IoT-Based Adaptive Multiplication-Convolution Sparse Denoising for Equipment Edge Condition Evaluation

The advent of equipment condition evaluation at the edge, facilitated by the Internet of Things (IoT), has led to significant reduction in data transmission and improvement in diagnostic efficiency. Nevertheless, the multiscale components and noise interferences will seriously affect the quality of end-side sensed signals. Additionally, the mismatch between edge-side rigid models and time-varying nature of data features can lead to the failure of edge evaluation. To overcome these issues, this study introduces an IoT-based adaptive multiplication-convolution sparse denoising (AMCSD) method for the accurate equipment edge condition evaluation. Initially, from the perspective of signal processing synergized with deep learning, a lightweight signal denoising network is proposed with an array of multiplication filtering kernels (MFKs). Guiding by fault signal modulation mechanism, the learned MFKs sparse filters can adaptively extracted the fault-related frequency features with irrelevant components suppressed from the time-series differential information distributed in the degeneration process. Subsequently, an end-edge collaborative mechanism framework is designed and deployed on end-edge hardware unit. A compact end-side processing node (EPN) prototype can achieve efficient edge denoising effect with data adaptive compressing.
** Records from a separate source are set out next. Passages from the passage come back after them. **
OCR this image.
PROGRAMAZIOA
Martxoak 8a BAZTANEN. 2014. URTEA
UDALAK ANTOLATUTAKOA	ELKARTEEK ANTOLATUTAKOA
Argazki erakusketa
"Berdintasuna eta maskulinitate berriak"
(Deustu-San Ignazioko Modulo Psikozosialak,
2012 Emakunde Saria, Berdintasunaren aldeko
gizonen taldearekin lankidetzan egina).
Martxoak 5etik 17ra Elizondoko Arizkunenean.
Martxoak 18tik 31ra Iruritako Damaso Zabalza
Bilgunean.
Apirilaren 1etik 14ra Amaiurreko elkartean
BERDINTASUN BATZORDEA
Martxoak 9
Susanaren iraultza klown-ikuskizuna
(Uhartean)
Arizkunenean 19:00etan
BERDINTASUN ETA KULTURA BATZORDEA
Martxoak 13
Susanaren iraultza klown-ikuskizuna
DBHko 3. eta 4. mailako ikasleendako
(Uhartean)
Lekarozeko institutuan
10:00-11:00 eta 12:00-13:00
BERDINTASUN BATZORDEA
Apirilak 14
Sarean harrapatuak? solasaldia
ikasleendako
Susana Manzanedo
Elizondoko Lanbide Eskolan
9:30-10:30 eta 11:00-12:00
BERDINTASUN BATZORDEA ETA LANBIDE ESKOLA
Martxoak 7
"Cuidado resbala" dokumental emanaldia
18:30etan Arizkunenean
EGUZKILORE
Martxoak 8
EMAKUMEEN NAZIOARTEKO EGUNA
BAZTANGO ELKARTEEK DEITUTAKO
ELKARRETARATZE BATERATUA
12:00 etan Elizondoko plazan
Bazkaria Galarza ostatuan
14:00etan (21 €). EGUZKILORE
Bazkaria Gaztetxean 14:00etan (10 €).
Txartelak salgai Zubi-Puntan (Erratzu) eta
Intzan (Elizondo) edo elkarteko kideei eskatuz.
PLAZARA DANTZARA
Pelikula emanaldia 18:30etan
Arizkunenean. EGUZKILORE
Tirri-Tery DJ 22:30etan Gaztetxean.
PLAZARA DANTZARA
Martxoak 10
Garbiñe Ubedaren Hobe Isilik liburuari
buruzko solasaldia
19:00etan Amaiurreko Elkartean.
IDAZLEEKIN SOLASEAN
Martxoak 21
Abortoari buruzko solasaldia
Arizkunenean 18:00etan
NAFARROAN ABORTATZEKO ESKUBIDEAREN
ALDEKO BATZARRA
Concurrently, the edge-side device named AlxBoard can implement the model adaptive dynamic updating. This means that adaptive signal denoising employed in the end-side focuses on the improvement of signal quality and sparse filter learning encompassed in the edge-side aims to solve the model mismatch. These advancements are anticipated to provide a monotonic but sensitive evaluation of degradation at the edge, surpassing the capability of conventional approaches.